Benjamin_Blundell · October 6, 2021, 12:17pm

Hello there,
I’m trying to reduce the memory used by my u-net network, in order to increase the batch size and increase the speed of convergence. It’s been very tricky so far but one of the biggest savings was to use float16 instead of float32.

However, I’m having trouble with the Cross Entropy Loss function - I’m getting NaNs from the first go.

def loss_func(result, target) -> torch.Tensor:
    class_weights = torch.tensor(
        [0.1, 1.0, 1.0, 1.0, 1.0], dtype=torch.float16, device=result.device)
    criterion = nn.CrossEntropyLoss(weight=class_weights)
    loss = criterion(result, target)
    return loss

result and target have a number of 0 values but no NaNs or Infs or anything like that. The only thing I can think of is perhaps the target mask being of type long might not work with the input and unet type of float16.

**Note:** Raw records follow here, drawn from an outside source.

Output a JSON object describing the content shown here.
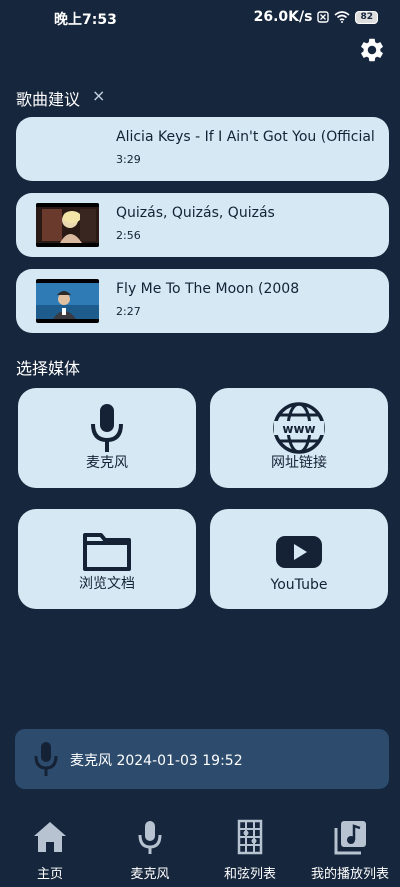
{
  "status_bar": {
    "time": "晚上7:53",
    "network_speed": "26.0K/s",
    "battery": "82"
  },
  "suggestions": {
    "title": "歌曲建议",
    "close_label": "×",
    "songs": [
      {
        "title": "Alicia Keys - If I Ain't Got You (Official",
        "duration": "3:29",
        "thumb": "none"
      },
      {
        "title": "Quizás, Quizás, Quizás",
        "duration": "2:56",
        "thumb": "woman"
      },
      {
        "title": "Fly Me To The Moon (2008",
        "duration": "2:27",
        "thumb": "man"
      }
    ]
  },
  "media": {
    "title": "选择媒体",
    "buttons": [
      {
        "label": "麦克风",
        "icon": "microphone-icon"
      },
      {
        "label": "网址链接",
        "icon": "www-globe-icon"
      },
      {
        "label": "浏览文档",
        "icon": "folder-icon"
      },
      {
        "label": "YouTube",
        "icon": "youtube-icon"
      }
    ]
  },
  "recent": {
    "text": "麦克风 2024-01-03 19:52",
    "icon": "microphone-icon"
  },
  "nav": [
    {
      "label": "主页",
      "icon": "home-icon"
    },
    {
      "label": "麦克风",
      "icon": "microphone-icon"
    },
    {
      "label": "和弦列表",
      "icon": "chord-grid-icon"
    },
    {
      "label": "我的播放列表",
      "icon": "playlist-icon"
    }
  ],
  "colors": {
    "background": "#16263d",
    "card": "#d6e8f4",
    "recent_bar": "#2d4c6d",
    "dark_text": "#152235",
    "icon_gray": "#b7c3d0"
  }
}
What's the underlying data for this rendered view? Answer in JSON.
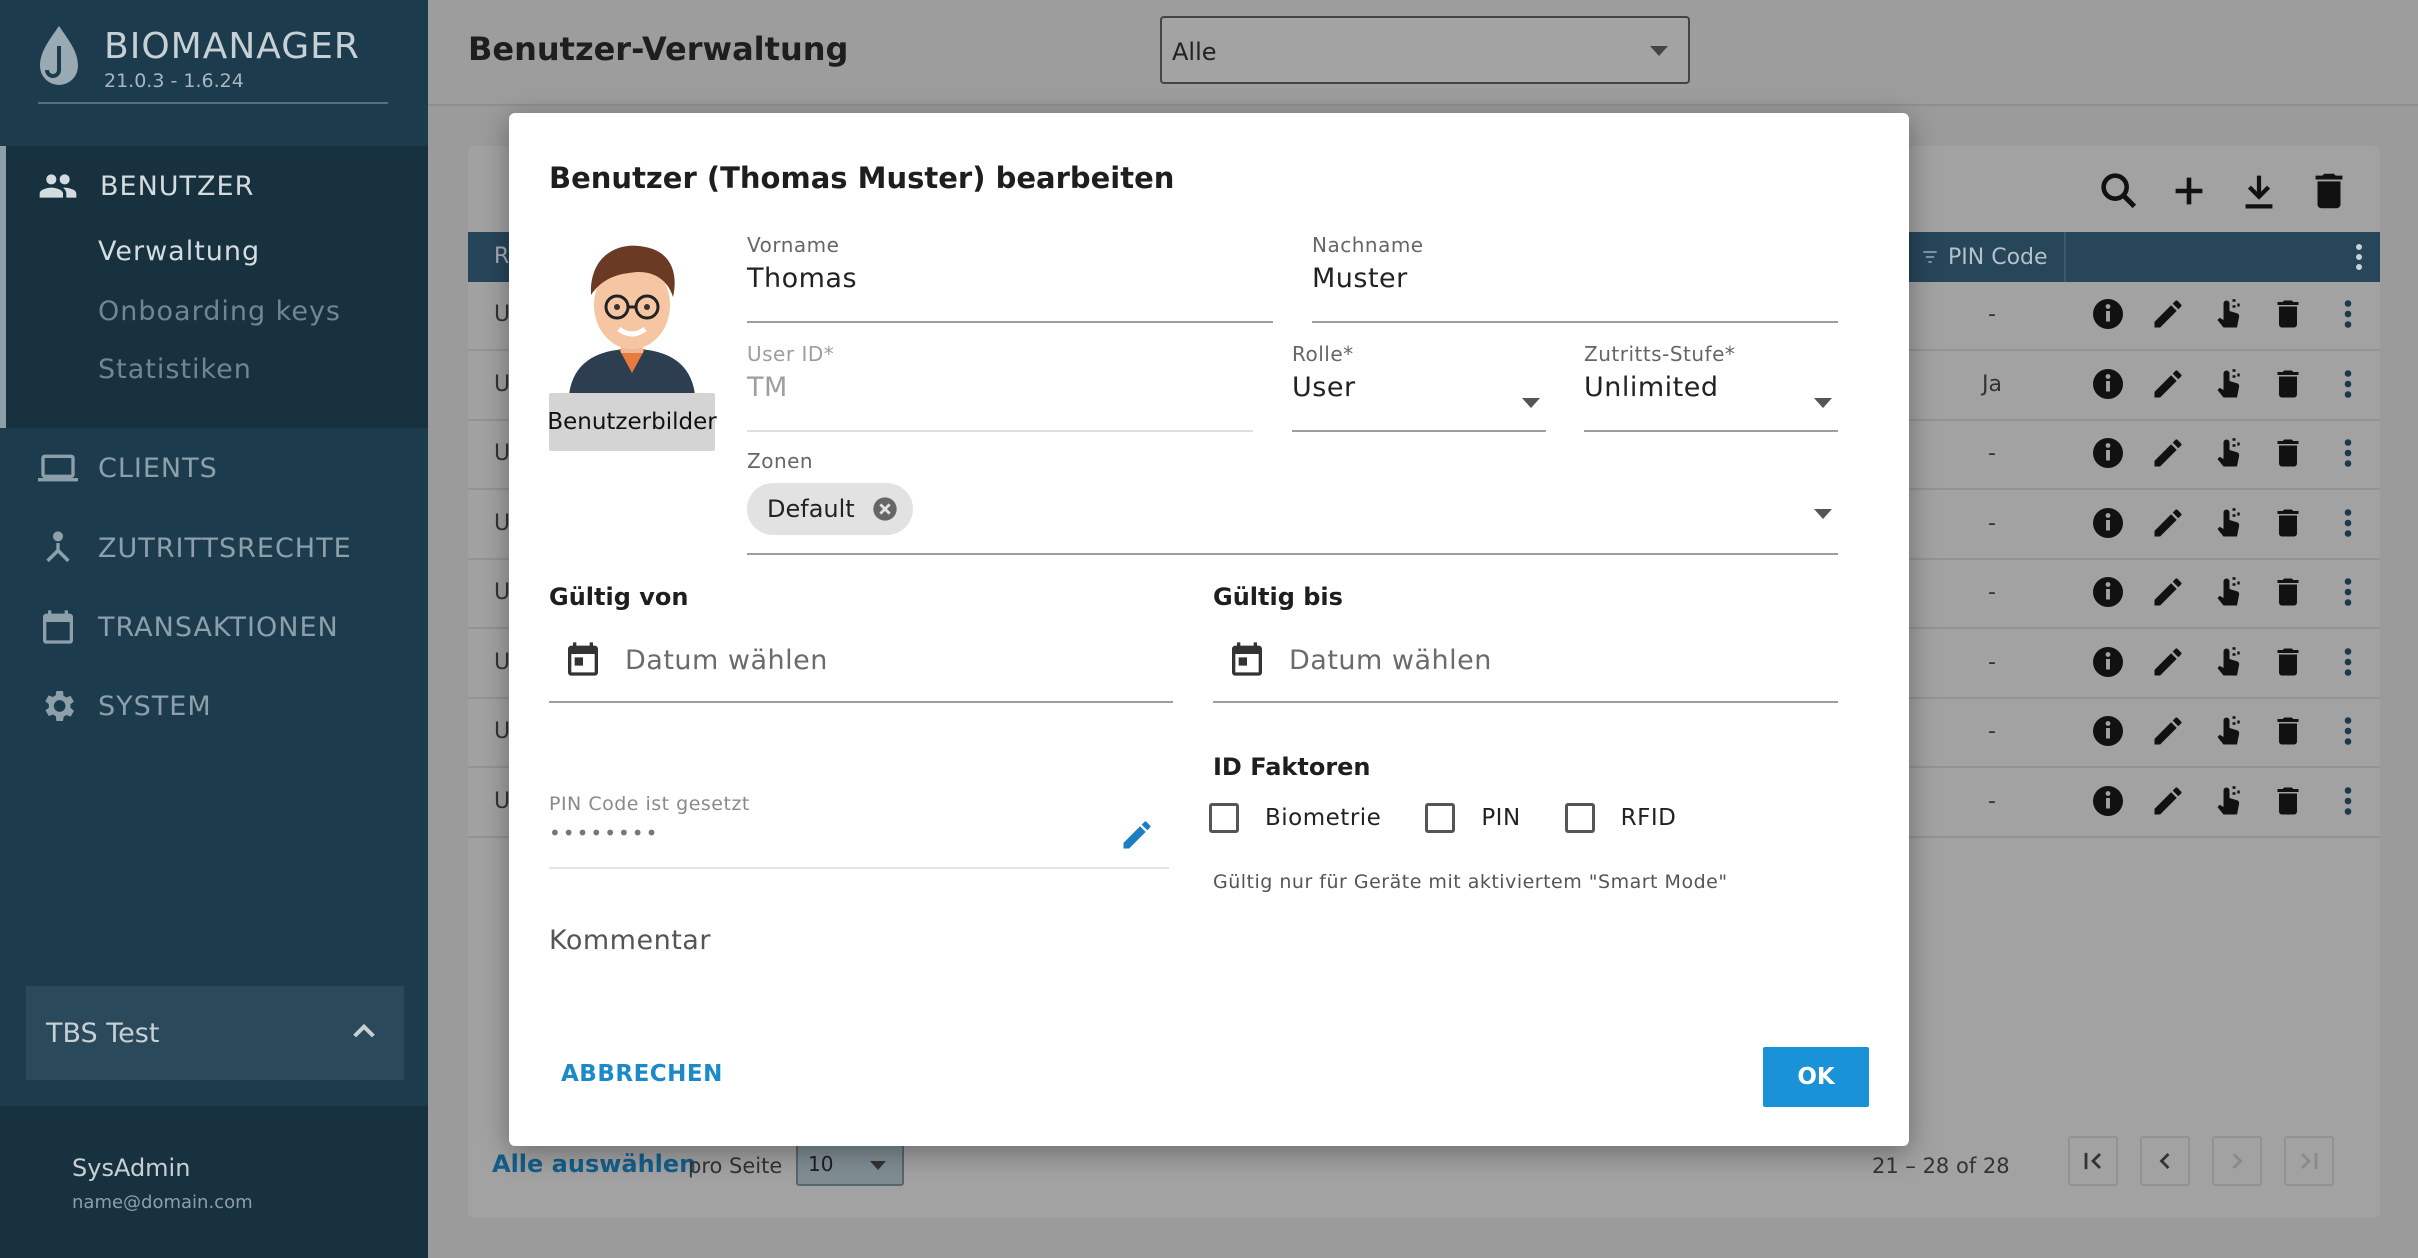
{
  "app": {
    "name": "BIOMANAGER",
    "version": "21.0.3 - 1.6.24"
  },
  "sidebar": {
    "section": {
      "label": "BENUTZER",
      "icon": "people-icon"
    },
    "sub_items": [
      {
        "label": "Verwaltung",
        "active": true
      },
      {
        "label": "Onboarding keys"
      },
      {
        "label": "Statistiken"
      }
    ],
    "items": [
      {
        "label": "CLIENTS",
        "icon": "laptop-icon"
      },
      {
        "label": "ZUTRITTSRECHTE",
        "icon": "access-rights-icon"
      },
      {
        "label": "TRANSAKTIONEN",
        "icon": "calendar-icon"
      },
      {
        "label": "SYSTEM",
        "icon": "gear-icon"
      }
    ],
    "tenant": "TBS Test",
    "user": {
      "name": "SysAdmin",
      "email": "name@domain.com"
    }
  },
  "header": {
    "title": "Benutzer-Verwaltung",
    "filter_value": "Alle"
  },
  "table": {
    "header_first_fragment": "R",
    "pin_column": "PIN Code",
    "rows": [
      {
        "lead": "U",
        "pin": "-"
      },
      {
        "lead": "U",
        "pin": "Ja"
      },
      {
        "lead": "U",
        "pin": "-"
      },
      {
        "lead": "U",
        "pin": "-"
      },
      {
        "lead": "U",
        "pin": "-"
      },
      {
        "lead": "U",
        "pin": "-"
      },
      {
        "lead": "U",
        "pin": "-"
      },
      {
        "lead": "U",
        "pin": "-"
      }
    ]
  },
  "footer": {
    "select_all": "Alle auswählen",
    "per_page_label": "pro Seite",
    "per_page_value": "10",
    "range": "21 – 28 of 28"
  },
  "modal": {
    "title": "Benutzer (Thomas Muster) bearbeiten",
    "avatar_button": "Benutzerbilder",
    "first_name": {
      "label": "Vorname",
      "value": "Thomas"
    },
    "last_name": {
      "label": "Nachname",
      "value": "Muster"
    },
    "user_id": {
      "label": "User ID*",
      "value": "TM"
    },
    "role": {
      "label": "Rolle*",
      "value": "User"
    },
    "access_level": {
      "label": "Zutritts-Stufe*",
      "value": "Unlimited"
    },
    "zones": {
      "label": "Zonen",
      "chips": [
        "Default"
      ]
    },
    "valid_from": {
      "label": "Gültig von",
      "placeholder": "Datum wählen"
    },
    "valid_to": {
      "label": "Gültig bis",
      "placeholder": "Datum wählen"
    },
    "pin": {
      "label": "PIN Code ist gesetzt",
      "masked": "••••••••"
    },
    "id_factors": {
      "label": "ID Faktoren",
      "options": [
        "Biometrie",
        "PIN",
        "RFID"
      ],
      "hint": "Gültig nur für Geräte mit aktiviertem \"Smart Mode\""
    },
    "comment_placeholder": "Kommentar",
    "cancel_label": "ABBRECHEN",
    "ok_label": "OK",
    "accent_color": "#1a92d8"
  }
}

Changing to float32 seems to fix things, so I’m wondering if theres something I’ve missed or is multi-class U-Net cross entropy loss just not compatible with half precision?

Cheers
Ben

ptrblck · October 6, 2021, 8:10pm

nn.CrossEntropyLoss is considers unsafe in float16 which is why it’s using float32 if you are using the mixed-precision training utilities via torch.cuda.amp.autocast as described here.
Since you are seeing invalid outputs, my best guess is that you are indeed hitting an overlow or other numerical issues.

Benjamin_Blundell · October 11, 2021, 2:32pm

Thanks for pointing out that page - that explains it.